YOUR SOLIN GENERATED RECIPE
Mediterranean Chickpea Salad with Feta
Crisp cucumbers and juicy tomatoes tossed with protein-packed chicken and chickpeas in a zesty lemon-herb vinaigrette for a refreshing, no-cook meal.
INGREDIENTS
5 oz cooked chicken breast
0.33 cup canned chickpeas
1 oz feta cheese
1 cup cucumber
0.5 cup cherry tomatoes
0.25 cup red onion
1 tbsp fresh parsley
1 tsp extra virgin olive oil
1 tbsp lemon juice
0.25 tsp sea salt
0.25 tsp black pepper
0.25 tsp dried oregano
PREPARATION
Rinse the canned chickpeas thoroughly in a fine-mesh sieve and drain well.
Dice the pre-cooked chicken breast and cucumber into bite-sized pieces.
Halve the cherry tomatoes and finely dice the red onion.
In a large mixing bowl, combine the chicken, chickpeas, cucumber, tomatoes, and red onion.

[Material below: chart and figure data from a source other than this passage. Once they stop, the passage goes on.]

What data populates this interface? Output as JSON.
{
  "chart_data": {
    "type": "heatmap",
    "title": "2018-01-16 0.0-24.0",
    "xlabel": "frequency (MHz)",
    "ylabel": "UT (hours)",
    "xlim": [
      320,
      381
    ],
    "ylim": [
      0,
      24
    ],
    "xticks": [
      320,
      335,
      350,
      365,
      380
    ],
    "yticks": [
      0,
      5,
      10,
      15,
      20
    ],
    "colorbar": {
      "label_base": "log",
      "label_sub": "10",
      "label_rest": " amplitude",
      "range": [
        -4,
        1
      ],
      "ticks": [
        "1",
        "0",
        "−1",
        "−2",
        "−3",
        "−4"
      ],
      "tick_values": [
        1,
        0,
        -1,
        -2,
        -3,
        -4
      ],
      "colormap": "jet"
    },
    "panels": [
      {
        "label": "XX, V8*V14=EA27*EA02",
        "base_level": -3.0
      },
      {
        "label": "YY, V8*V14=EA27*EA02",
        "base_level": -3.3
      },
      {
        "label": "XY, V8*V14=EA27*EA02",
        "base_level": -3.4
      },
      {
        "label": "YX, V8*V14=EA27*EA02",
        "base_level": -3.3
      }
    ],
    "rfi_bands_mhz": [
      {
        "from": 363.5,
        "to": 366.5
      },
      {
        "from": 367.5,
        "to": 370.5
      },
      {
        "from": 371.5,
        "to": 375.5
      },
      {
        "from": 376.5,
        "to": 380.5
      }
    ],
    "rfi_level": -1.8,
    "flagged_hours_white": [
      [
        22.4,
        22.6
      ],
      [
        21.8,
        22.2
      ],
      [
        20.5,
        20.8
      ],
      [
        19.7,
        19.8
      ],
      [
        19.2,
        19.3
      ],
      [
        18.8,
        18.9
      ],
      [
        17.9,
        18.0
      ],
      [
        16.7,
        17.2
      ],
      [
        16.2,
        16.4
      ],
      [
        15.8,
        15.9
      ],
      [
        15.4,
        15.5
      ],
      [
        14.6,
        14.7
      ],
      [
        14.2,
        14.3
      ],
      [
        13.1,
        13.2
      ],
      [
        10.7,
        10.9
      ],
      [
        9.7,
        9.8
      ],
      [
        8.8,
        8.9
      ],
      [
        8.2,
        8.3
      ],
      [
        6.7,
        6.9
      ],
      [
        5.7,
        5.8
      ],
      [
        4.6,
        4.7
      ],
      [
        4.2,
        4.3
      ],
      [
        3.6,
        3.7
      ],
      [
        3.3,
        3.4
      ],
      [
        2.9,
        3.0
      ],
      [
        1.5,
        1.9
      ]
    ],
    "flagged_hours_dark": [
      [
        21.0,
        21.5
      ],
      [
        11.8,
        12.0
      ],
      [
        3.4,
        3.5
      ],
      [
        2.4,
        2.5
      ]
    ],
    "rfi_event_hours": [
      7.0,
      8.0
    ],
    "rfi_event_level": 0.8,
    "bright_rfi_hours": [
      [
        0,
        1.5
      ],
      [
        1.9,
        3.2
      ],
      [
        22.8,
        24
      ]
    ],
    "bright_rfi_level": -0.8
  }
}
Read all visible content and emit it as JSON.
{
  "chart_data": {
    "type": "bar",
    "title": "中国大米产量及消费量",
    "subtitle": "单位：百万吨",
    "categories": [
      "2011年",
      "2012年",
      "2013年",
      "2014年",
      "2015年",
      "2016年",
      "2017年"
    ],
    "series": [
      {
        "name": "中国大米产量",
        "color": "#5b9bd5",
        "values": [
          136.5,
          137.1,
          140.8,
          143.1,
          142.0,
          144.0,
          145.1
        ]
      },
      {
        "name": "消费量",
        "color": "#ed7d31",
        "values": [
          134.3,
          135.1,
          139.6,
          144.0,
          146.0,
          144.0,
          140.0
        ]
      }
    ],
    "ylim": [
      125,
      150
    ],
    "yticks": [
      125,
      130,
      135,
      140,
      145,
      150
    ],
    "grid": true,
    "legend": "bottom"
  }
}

In a small separate bowl, whisk together the extra virgin olive oil, lemon juice, sea salt, black pepper, and dried oregano to create the dressing.
Pour the dressing over the salad ingredients and toss until everything is evenly coated.
Gently fold in the crumbled feta cheese and chopped fresh parsley to keep the cheese pieces intact.
Serve immediately at room temperature or refrigerate for 30 minutes to enjoy chilled.